Bildiride, 12 Eylül darbesinden bu yana günlük yaşamın aşama aşama bir parçası haline getirilen "tesettür"ün bugün toplumsal barışın güvencesi olan laik kamu düzenini tehdit eder hale getirdiği vurgulanarak "batı ile her alanda uzlaşma içindeki iktidar, 22 Temmuz seçimlerinin beraberinde getirtiği siyasi ortam içerisinde altı yıldır uygulamakta olduğu kuşatma operasyonunu sürdürmektedir. Kadının bireysel özgürleşmesi önünde en büyük engel olagelmiş tesettürün birer özgürlük ve hak simgesi olarak sunulması, dinsel duyarlılığı olan insanlara söylenebilecek en büyük yalandır. Hedef alınan laik toplum düzenimizdir. Siyasal bir simgeye dönüştürülen türban ile üniversitelerdeki özgür bilimsel düşünce ortamı, dogmatizm ile abluka altına alınmak istenmektedir.Aklın ve bilimin her alanda egemen olduğu bir toplum özleminde olan ve Cumhuriyetin tüm kazanımlarına sonuna kadar sahip çıkacak olan biz öğretim elemanları, ilgili kesimleri toplumumuzun esenliği için bu girişimden bir an önce vazgeçmeye çağırıyoruz" denildi.

-MİLLETVEKİLLERİNE ÇAĞRI-

Öğretim üyeleri, CHP ile yaptıkları görüşmede, milletvekillerine de çağrıda bulundular. Gazi Üniversiteli Öğretim Üyeleri Derneği Başkanı Prof. Dr. Nurettin Abacıoğlu tarafından okunan milletvekiline çağrı metninde ise "tarihi bir sorumlulukla karşı karşıyasınız. Türbanın üniversitelerde serbest bırakılması konusunda parti yöneticilerinizin üzerinde uzlaştığı yasal düzenlemeler, ülkemizde cumhuriyetle benimsenmiş yerleşik sistem ve değerlerimizde bir çatlak oluşturacaktır. Siyasi bir simge haline getirilen türbanın kamusal alanda serbest bırakılmasının toplumumuzda yaratacağı çatlak kısa sürede kamu kesimi dahil ülke geneline hızla yayılarak büyüyecek ve bu fiili durum Cumhuriyet düzenimizde onarılmaz bir kırılmaya yol açaçaktır. Bu kırılma, Cumhuriyetle sağlanan ülke birliğimizin parçalanmasına yönelik bir sürecin önünü açarak, ülkemizi bir dizi belirsizlik ve istikrarsızlığa sürükleyecektir. Aklın ve bilimin her alanda egemen olduğu bir toplum özleminde olan ve bu çerçevede cumhuriyetin tüm kazanımlarına sonuna kadar sahip çıkacak olan biz öğretim elemanları siz milletvekillerimizi, tarihsel bir sorumlulukla siyasi çıkar hesaplarının dışında kalarak ülkemizin birliği ve toplumumuzun esenliği için bu girişime destek vermemeye çağırıyoruz" denildi.
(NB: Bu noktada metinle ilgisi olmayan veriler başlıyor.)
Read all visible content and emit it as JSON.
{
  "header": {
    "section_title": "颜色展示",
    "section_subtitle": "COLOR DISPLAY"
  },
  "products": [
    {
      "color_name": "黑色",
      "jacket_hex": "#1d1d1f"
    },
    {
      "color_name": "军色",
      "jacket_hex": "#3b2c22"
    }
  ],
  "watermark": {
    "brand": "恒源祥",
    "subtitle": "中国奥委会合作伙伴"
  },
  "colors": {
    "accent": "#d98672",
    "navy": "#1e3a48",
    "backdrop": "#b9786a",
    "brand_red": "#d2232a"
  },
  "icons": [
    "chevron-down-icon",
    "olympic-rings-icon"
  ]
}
-ANADOL: OYUN BÜYÜK ARKASINDA BOP VE ILIMLI İSLAM PROJESİ VAR-
Öğretim üyelerini kabulde, CHP Grup Başkanvekili Kemal Anadol, CHP'nin gerek yarın yapılacak anayasa komisyonu toplantısında gerekse önümüzdeki hafta genel kurul görüşmelerinde bildik tavrını sürdüreceğini belirterek "flu, renksiz, net olmayan bir tavrımız yok. Bu tavrımızı komisyonda ve genel kurulda da ortaya koyacağız" dedi. Anayasa değişikliğini 2 madde ve YÖK kanununun bir maddesinde yapılan basit bir değişiklik olarak görmediklerini ifade eden Anadol, "oyun büyük, arkasında Büyük Ortadoğu Projesi ve Ilımlı İslam Projesi var. Atatürk'ün hedef gösterdiği çağdaş uygarlık treni, makas değişikliğiyle başka yöne çevrilmek isteniyor. Olay basit bir olay değil. Çağdaş uygarlıktan çağdışı Ortadoğu karanlığına uzanan zincirin son halkasındayız" diye konuştu. Anadol, Başbakan Erdoğan'ın geçmişte yaptığı laiklik ve türbanla ilgili konuşmalarını da hatırlatarak "bunu yüksek öğrenime has bir değişiklik olacak, ortaöğretime, kamuya yansımayacak diye halkı kandırmak isteyenler büyük bir aldatmaca ve yalan içindedirler" dedi.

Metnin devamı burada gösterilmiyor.